Developing training in remote sensing

One of the major objectives behind the establishment of the SEAS station in French Guiana was to develop training. The PUG (Guianese University Complex) needs to develop suitable post-baccalaureate training so that young Guianese people are able to make use of satellite imaging. “There is no basic training in geography” according to Professor Fotsing. In 2006 the first year-group arrived to study for a Master’s degree in REMI/VERT (Resources in the inter-tropical environment, specialising in energy, risk, and remote sensing valorisation). This course is directly related to the new technologies. Students do not only come from French Guiana, and young Brazilians for instance will be able to enrol. This ties in with agreements and sustainable development objectives in the Amazonian basin.

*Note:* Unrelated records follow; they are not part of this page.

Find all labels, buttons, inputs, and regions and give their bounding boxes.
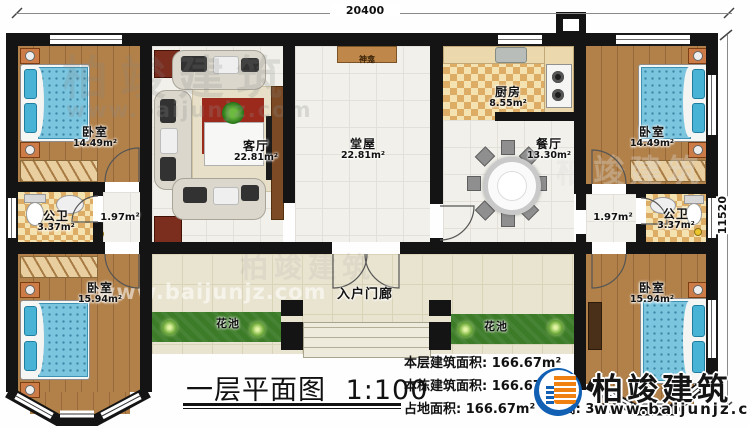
- dimension-ticks: [12, 8, 734, 412]
- plan-title-text: 一层平面图: [186, 375, 326, 406]
- bay-window-bottom-left: [8, 392, 148, 420]
- room-area: 22.81m²: [324, 151, 402, 162]
- room-area: 8.55m²: [478, 99, 538, 110]
- stat-label: 本栋建筑面积:: [404, 379, 487, 394]
- room-area: 22.81m²: [218, 153, 294, 164]
- room-area: 3.37m²: [642, 221, 710, 232]
- room-name: 花池: [200, 318, 256, 330]
- bathroom-left-label: 公卫 3.37m²: [22, 210, 90, 234]
- corridor-left-label: 1.97m²: [96, 212, 144, 223]
- dining-room-label: 餐厅 13.30m²: [516, 138, 582, 162]
- title-underline-thin: [183, 408, 401, 409]
- room-area: 15.94m²: [610, 295, 694, 306]
- room-area: 14.49m²: [56, 139, 134, 150]
- plan-title: 一层平面图 1:100: [186, 368, 406, 407]
- brand-logo-building-icon: [554, 374, 576, 404]
- room-area: 13.30m²: [516, 151, 582, 162]
- room-name: 入户门廊: [310, 288, 420, 303]
- bedroom-top-left-label: 卧室 14.49m²: [56, 126, 134, 150]
- flower-bed-left-label: 花池: [200, 318, 256, 330]
- door-arc: [440, 206, 474, 240]
- brand-logo-icon: [534, 368, 582, 416]
- brand-logo-building-icon-small: [546, 386, 554, 404]
- door-arc: [105, 148, 139, 182]
- stat-label: 占地面积:: [404, 402, 461, 417]
- porch-label: 入户门廊: [310, 288, 420, 303]
- room-name: 花池: [468, 321, 524, 333]
- bedroom-top-right-label: 卧室 14.49m²: [612, 126, 692, 150]
- hall-label: 堂屋 22.81m²: [324, 138, 402, 162]
- bedroom-bottom-right-label: 卧室 15.94m²: [610, 282, 694, 306]
- room-area: 14.49m²: [612, 139, 692, 150]
- bathroom-right-label: 公卫 3.37m²: [642, 208, 710, 232]
- door-arc: [365, 254, 399, 288]
- brand-logo: 柏竣建筑 www.baijunjz.com: [534, 364, 746, 424]
- door-arcs: [72, 148, 667, 288]
- flower-bed-right-label: 花池: [468, 321, 524, 333]
- living-room-label: 客厅 22.81m²: [218, 140, 294, 164]
- bedroom-bottom-left-label: 卧室 15.94m²: [60, 282, 140, 306]
- stat-label: 本层建筑面积:: [404, 356, 487, 371]
- corridor-right-label: 1.97m²: [588, 212, 638, 223]
- door-arc: [592, 150, 626, 184]
- kitchen-label: 厨房 8.55m²: [478, 86, 538, 110]
- title-underline-thick: [183, 403, 401, 406]
- room-area: 15.94m²: [60, 295, 140, 306]
- door-arc: [333, 254, 367, 288]
- dimension-top: 20400: [330, 4, 400, 17]
- room-area: 1.97m²: [588, 212, 638, 223]
- dimension-right: 11520: [716, 196, 729, 234]
- brand-website: www.baijunjz.com: [594, 400, 750, 418]
- floor-plan-page: 柏竣建筑 www.baijunjz.com 柏竣建筑 www.baijunjz.…: [0, 0, 750, 428]
- stat-value: 166.67m²: [466, 402, 535, 417]
- room-area: 1.97m²: [96, 212, 144, 223]
- room-area: 3.37m²: [22, 223, 90, 234]
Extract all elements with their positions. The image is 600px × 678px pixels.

Two generations of satellites based in Cayenne

Receiving satellite images already goes back some time in French Guiana. The station in the SEASNET network has been in operation since May 1998. This station seeks to monitor the environment, together with its equivalents in Réunion, New Caledonia, Polynesia, and the Canaries. Each day the IRD receives images from sensors on-board the NOAA (National Oceanic and Atmospheric Administration) and SeaWifs satellites. These are used to produce, for example, maps of surface temperatures and maps of concentrations of chlorophyll.

These two families of satellites make it possible to have an approach to the environment operating at two different scales. For example coastal dynamics may be observed at the level of a municipality using precise images from SPOT and “broad views” of the entire Amazonian zone using the SEASNET station. Soon images will be received by the IRD centre in Cayenne from a third family of satellite – images first from the MERIS hyperspectral sensor onboard the ENVISAT satellite, and then from the TERRA-MODIS satellite will open up new perspectives for the use of satellite imaging.

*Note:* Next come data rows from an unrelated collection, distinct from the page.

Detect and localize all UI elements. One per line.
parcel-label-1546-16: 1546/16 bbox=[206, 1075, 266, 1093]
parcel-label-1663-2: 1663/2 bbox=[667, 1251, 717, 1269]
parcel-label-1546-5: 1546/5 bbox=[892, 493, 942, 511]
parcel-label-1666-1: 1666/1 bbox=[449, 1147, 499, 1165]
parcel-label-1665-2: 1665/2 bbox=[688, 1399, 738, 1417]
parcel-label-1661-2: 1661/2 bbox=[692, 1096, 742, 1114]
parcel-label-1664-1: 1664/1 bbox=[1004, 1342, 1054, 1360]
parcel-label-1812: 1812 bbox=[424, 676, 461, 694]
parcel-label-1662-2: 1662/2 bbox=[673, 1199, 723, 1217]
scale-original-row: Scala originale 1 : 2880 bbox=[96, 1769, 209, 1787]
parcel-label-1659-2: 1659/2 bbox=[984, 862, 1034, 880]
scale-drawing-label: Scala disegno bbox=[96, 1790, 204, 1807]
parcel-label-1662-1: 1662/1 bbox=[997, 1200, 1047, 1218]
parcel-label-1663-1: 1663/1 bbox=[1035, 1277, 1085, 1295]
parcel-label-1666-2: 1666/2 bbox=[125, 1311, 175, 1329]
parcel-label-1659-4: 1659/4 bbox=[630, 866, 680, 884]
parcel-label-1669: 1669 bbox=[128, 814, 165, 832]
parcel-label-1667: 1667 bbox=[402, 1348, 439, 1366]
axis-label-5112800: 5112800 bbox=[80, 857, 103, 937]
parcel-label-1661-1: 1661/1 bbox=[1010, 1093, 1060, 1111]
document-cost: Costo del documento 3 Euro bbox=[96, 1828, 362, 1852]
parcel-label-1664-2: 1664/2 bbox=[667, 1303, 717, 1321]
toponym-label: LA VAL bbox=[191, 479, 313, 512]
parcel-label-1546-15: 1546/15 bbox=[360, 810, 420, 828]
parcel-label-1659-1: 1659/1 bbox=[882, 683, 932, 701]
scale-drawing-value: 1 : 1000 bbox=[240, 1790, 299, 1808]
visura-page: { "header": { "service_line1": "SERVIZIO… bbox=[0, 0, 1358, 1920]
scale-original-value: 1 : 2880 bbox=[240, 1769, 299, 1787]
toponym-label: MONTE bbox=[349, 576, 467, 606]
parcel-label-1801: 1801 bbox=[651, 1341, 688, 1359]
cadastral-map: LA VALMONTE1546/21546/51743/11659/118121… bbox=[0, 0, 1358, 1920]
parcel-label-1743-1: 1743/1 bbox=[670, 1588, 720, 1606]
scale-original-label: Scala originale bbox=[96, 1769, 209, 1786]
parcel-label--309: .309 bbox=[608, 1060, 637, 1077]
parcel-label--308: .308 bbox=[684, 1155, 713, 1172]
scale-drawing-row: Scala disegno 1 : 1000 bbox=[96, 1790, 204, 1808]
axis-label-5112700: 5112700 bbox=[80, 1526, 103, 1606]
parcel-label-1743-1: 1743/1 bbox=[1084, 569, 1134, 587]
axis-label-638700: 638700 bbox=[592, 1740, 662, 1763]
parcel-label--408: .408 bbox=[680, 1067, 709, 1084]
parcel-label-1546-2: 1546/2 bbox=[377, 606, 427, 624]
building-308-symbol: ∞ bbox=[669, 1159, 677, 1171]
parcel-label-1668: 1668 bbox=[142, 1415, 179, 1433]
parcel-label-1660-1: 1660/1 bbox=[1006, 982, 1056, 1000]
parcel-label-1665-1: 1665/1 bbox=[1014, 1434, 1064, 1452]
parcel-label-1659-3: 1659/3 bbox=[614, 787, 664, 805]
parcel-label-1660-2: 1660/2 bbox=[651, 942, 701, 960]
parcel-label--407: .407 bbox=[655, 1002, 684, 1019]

The IRD wishes to take part in scientific events in French Guiana and involve young Guianese people as much as possible in remote sensing, and so is actively involved in schemes for the public. Each year as part of the Science Fair young schoolchildren in isolated towns and villages are visited by IRD specialists who introduce pupils to technologies far removed from their daily life and environment thanks to appropriate teaching materials.

In November 2008, to celebrate the 3rd anniversary of receiving its first image, SEAS-Guyane organised a conference and brought out an atlas making a series of images seen from the heavens available to the general public.